Abstract. In this study we look beyond the previously studied effects of oceanic CO₂ injections on atmospheric and oceanic reservoirs and also account for carbon cycle and climate feedbacks between the atmosphere and the terrestrial biosphere. Considering these additional feedbacks is important since backfluxes from the terrestrial biosphere to the atmosphere in response to reducing atmospheric CO₂ can further offset the targeted reduction. To quantify these dynamics we use an Earth system model of intermediate complexity to simulate direct injection of CO₂ into the deep ocean as a means of emissions mitigation during a high CO₂ emission scenario. In three sets of experiments with different injection depths, we simulate a 100-year injection period of a total of 70 GtC and follow global carbon cycle dynamics over another 900 years. In additional parameter perturbation runs, we varied the default terrestrial photosynthesis CO₂ fertilization parameterization by ±50 % in order to test the sensitivity of this uncertain carbon cycle feedback to the targeted atmospheric carbon reduction through direct CO₂ injections. Simulated seawater chemistry changes and marine carbon storage effectiveness are similar to previous studies. As expected, by the end of the injection period avoided emissions fall short of the targeted 70 GtC by 16–30 % as a result of carbon cycle feedbacks and backfluxes in both land and ocean reservoirs.

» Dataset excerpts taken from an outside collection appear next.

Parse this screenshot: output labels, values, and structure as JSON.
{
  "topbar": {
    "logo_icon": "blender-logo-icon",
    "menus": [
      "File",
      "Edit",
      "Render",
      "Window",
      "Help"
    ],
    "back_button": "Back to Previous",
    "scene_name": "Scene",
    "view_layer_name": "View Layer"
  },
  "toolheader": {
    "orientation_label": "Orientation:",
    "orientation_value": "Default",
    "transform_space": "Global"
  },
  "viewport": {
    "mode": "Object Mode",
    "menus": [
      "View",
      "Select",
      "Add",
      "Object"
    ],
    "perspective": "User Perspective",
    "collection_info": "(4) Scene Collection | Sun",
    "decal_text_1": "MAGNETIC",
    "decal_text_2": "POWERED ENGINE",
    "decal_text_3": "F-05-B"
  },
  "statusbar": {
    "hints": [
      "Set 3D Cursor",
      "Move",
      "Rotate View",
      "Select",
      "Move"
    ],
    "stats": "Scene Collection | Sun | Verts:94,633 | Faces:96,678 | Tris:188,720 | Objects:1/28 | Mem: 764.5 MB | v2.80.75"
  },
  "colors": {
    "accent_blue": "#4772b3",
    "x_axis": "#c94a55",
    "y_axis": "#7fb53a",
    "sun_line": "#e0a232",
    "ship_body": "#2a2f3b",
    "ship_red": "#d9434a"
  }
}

The target emissions reduction in the parameter perturbation simulations is about 0.2 and 2 % more at the end of the injection period and about 9 % less to 1 % more at the end of the simulations when compared to the unperturbed injection runs.

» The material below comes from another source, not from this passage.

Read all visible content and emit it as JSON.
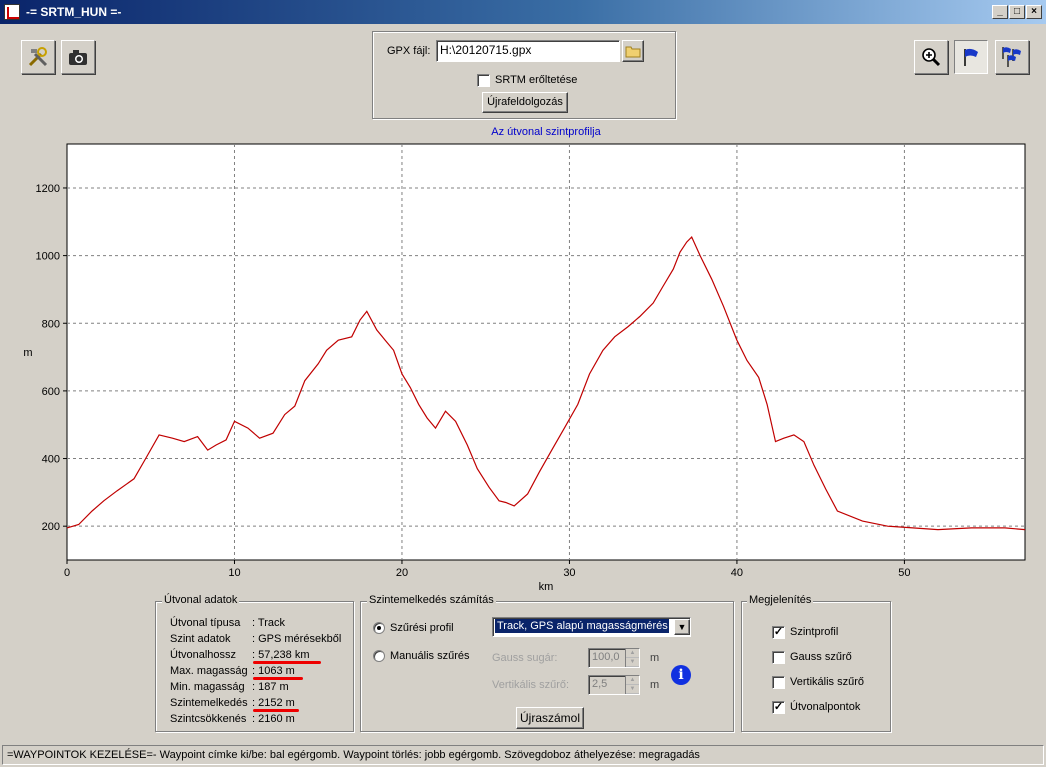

An unexpected feature is the effect of the model's internal variability of deep-water formation in the Southern Ocean, which, in some model runs, causes additional oceanic carbon uptake after injection termination relative to a control run without injection and therefore with slightly different atmospheric CO₂ and climate. These results of a model that has very low internal climate variability illustrate that the attribution of carbon fluxes and accounting for injected CO₂ may be very challenging in the real climate system with its much larger internal variability.